En entrant dans l'entreprise, j'avais hâte d'interroger Ouyang sur Meng Ling, mais sa place était vide. Tante Xu m'expliqua qu'il venait de prendre un appel et qu'il était sorti. Je lui tendis la pelote de laine, qu'elle prit en me remerciant à plusieurs reprises. Elle l'admira en sortant, bien décidée à descendre au restaurant pour le petit-déjeuner. J'allais la suivre quand j'entendis Li Yuntong m'appeler. Je me retournai et le vis me faire un clin d'œil, m'invitant à rester.
« Apporte-moi une tasse de lait de soja et un morceau de pain ! » dis-je à tante Xu en m'asseyant.
«
D’accord
!
» Tante Xu sortit, et après que les autres collègues eurent pointé, ils descendirent par petits groupes pour prendre le petit-déjeuner.
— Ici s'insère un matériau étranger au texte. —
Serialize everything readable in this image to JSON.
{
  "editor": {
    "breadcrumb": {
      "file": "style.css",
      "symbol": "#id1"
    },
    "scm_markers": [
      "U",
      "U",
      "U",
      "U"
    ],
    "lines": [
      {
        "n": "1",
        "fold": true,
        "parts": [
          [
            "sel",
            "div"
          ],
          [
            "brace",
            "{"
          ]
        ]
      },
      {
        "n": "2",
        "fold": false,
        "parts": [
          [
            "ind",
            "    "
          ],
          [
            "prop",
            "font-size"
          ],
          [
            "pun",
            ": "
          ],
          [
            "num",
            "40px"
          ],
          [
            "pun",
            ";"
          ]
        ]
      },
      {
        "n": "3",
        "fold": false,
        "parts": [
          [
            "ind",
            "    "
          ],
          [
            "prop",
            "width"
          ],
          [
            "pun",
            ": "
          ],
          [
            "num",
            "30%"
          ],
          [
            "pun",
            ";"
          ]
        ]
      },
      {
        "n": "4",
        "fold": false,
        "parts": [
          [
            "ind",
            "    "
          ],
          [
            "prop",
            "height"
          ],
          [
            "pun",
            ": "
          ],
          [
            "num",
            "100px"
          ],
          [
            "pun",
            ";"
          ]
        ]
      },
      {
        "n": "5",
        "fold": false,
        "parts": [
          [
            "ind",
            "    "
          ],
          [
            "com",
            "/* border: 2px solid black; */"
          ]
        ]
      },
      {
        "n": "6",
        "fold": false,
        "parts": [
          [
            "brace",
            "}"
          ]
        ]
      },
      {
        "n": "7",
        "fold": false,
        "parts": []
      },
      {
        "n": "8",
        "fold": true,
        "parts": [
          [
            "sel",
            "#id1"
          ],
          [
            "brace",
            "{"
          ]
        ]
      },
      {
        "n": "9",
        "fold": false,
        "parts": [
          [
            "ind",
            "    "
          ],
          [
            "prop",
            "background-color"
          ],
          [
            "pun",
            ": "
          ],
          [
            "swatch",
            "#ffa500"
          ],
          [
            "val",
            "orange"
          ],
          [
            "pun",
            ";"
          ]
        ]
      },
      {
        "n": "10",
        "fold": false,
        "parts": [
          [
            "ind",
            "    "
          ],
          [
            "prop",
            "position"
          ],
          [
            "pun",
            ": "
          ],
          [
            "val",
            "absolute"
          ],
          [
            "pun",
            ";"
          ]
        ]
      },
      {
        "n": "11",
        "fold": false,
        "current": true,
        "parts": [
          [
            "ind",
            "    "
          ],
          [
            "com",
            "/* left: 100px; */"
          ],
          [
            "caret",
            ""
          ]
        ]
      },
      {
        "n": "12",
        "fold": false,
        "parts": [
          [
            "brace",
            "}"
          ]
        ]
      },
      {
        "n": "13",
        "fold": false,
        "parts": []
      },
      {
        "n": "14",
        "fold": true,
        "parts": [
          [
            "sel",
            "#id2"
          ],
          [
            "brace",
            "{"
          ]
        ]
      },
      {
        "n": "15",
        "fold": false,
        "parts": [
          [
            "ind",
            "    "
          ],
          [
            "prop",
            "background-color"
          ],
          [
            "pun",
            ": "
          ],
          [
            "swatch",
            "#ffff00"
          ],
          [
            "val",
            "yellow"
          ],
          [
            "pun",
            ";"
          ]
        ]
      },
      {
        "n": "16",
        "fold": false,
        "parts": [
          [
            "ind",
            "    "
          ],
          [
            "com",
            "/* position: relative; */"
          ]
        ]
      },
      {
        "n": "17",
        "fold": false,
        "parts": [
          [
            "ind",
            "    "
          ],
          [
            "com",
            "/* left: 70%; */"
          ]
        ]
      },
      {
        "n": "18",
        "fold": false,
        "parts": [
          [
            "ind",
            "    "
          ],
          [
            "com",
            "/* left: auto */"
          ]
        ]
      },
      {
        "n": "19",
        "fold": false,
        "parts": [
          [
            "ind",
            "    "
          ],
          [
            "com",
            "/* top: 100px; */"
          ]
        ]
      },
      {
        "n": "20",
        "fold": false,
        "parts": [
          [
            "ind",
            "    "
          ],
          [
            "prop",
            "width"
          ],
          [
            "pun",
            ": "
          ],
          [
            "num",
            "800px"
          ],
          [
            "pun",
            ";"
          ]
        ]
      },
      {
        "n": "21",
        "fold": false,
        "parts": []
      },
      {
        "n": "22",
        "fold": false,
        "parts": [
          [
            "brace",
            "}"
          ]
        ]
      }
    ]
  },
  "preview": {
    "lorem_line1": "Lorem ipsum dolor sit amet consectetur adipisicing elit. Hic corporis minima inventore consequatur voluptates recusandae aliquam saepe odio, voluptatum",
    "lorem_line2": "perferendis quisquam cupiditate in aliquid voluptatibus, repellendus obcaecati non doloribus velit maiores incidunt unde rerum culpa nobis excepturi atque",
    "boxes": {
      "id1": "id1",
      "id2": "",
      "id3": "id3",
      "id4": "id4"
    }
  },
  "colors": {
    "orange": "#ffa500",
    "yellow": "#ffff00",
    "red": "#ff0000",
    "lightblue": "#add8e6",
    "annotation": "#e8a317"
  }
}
Xiao Geng m’invita à manger avec lui, mais je refusai et allumai mon ordinateur.
Li Yuntong et moi étions les seuls encore au bureau. Au moment où j'allais lui demander ce qui n'allait pas, il s'approcha de moi, un CD à la main. Il l'inséra dans mon lecteur et, sans dire un mot, cliqua plusieurs fois sur l'écran. Le CD se mit à tourner, produisant un léger sifflement.
« Qu'est-ce que c'est ? » ai-je demandé avant que l'image n'apparaisse.
«Regardez d'abord.» Il semblait un peu nerveux. «Je le leur ai déjà montré.»
La scène se déroule, montrant d'abord notre bureau, vide. Lorsque la caméra effectue un panoramique vers la porte, un homme grand et mince adresse un sourire triste à la caméra.
Li Yuntong cliqua avec la souris, et l'écran se figea.
« Vous le voyez ? » demanda-t-il en désignant l'homme.
J'ai hoché la tête.
« Le connaissez-vous ? » demanda-t-il.
J'ai secoué la tête.
"C'est Gu Quan", a déclaré Li Yuntong.
J'ai été surprise et me suis redressée brusquement, me penchant vers l'écran pour mieux voir. Gu Quan y apparaissait grand et mince, la peau sombre et le visage empreint de tristesse, comme s'il cachait bien des chagrins. Son regard et ses sourcils exprimaient la souffrance et l'épreuve, et même une profonde peur et un désespoir tenace. J'ai cliqué, et Gu Quan a prononcé quelques mots avant de se retourner et de disparaître.
« Qu'a-t-il dit ? » demandai-je avec empressement.
« Il a dit : “Ça ne sert à rien” », a déclaré Li Yuntong.
« Que voulez-vous dire ? » ai-je demandé.